Scalability: When you use containers, these container images are designed to be really really fast to start up. Which means, lets say, something happens to a container which is running or if you were to find that you are hit with a large spike in traffic and you want to scale up, containers can start up pretty quickly. This enables you to cluster large application pools and load balance them, and enable them to automatically scale up and scale down for better cost efficiency and resilience.
Time to Market: Containers are ready-to-go images so there are container images for most workloads that are out there, and it is easy to layer your custom component on top of an existing docker image. And get it out there and deploy it as soon as you can. Also, the current trend of scalable application is to use what we call the microservices architecture. Containers are well-suited for it. Believe it or not, even legacy applications can be fitted to a container, as long as you have the right tools. So containers to me, are modernizations of an accelerator, which means no matter if you have legacy applications or if you have modern microservice-based applications, both will fit in a container as long as you know what you’re doing.

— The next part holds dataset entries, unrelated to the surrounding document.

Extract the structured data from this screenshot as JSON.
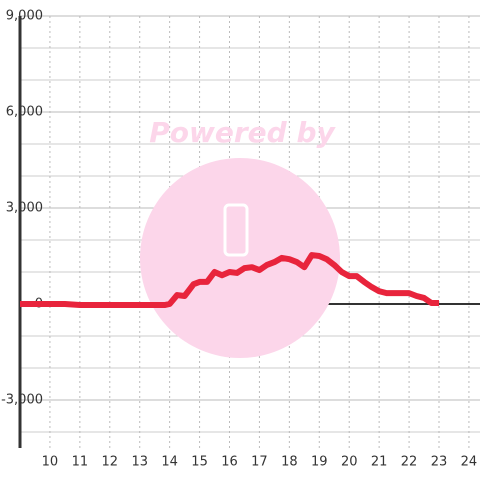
{
  "chart_data": {
    "type": "line",
    "watermark": "Powered by",
    "x": [
      9,
      10.5,
      11,
      13.85,
      14,
      14.25,
      14.5,
      14.8,
      15,
      15.25,
      15.5,
      15.75,
      16,
      16.25,
      16.5,
      16.75,
      17,
      17.25,
      17.5,
      17.75,
      18,
      18.25,
      18.5,
      18.75,
      19,
      19.25,
      19.5,
      19.75,
      20,
      20.25,
      20.5,
      20.75,
      21,
      21.25,
      21.5,
      22,
      22.25,
      22.5,
      22.75,
      23
    ],
    "series": [
      {
        "color": "#e8243c",
        "values": [
          0,
          0,
          -30,
          -30,
          0,
          280,
          250,
          620,
          690,
          690,
          1000,
          900,
          1000,
          970,
          1120,
          1150,
          1060,
          1220,
          1310,
          1440,
          1400,
          1310,
          1150,
          1530,
          1500,
          1400,
          1220,
          1000,
          870,
          870,
          690,
          530,
          400,
          340,
          340,
          340,
          250,
          190,
          30,
          30
        ]
      }
    ],
    "xlim": [
      9,
      24.37
    ],
    "xticks": [
      10,
      11,
      12,
      13,
      14,
      15,
      16,
      17,
      18,
      19,
      20,
      21,
      22,
      23,
      24
    ],
    "ylim": [
      -4500,
      9000
    ],
    "yticks": [
      {
        "value": 9000,
        "label": "9,000"
      },
      {
        "value": 6000,
        "label": "6,000"
      },
      {
        "value": 3000,
        "label": "3,000"
      },
      0,
      {
        "value": -3000,
        "label": "-3,000"
      }
    ],
    "grid": true,
    "grid_step": 1000
  }
}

Security: Containers enable you to secure your workloads much better than a VM could because you can lock it down and improve your access control. As a result, your attackable surface will be reduced. Another important factor for security, is that containers are immutable. Which means that you can get rid of them and then a new instance comes up or a new deployment happens. Containers are recreated from scratch based on the original image which is also immutable. So that gives you the ability to reset your system to a known, secure state, as frequently as you want. One of the basic advantages there is that, let’s say you are suspecting an attack and you want to reset your deployed instances and applications you can do that very effectively using a container image and a container-based deployment model.
Cost of Ownership: Containers tend to be more efficient when it runs, so it is cheaper than running a VM. I have seen cases where containers run almost 10-100x more workloads or containers can run 10-100x more containers in a given resource pool. So in a given static resource pool that is available to you, you can run 10-100x more workloads and this enables you to be more efficient, have a lower cost of ownership, and hence it is one of the key advantages.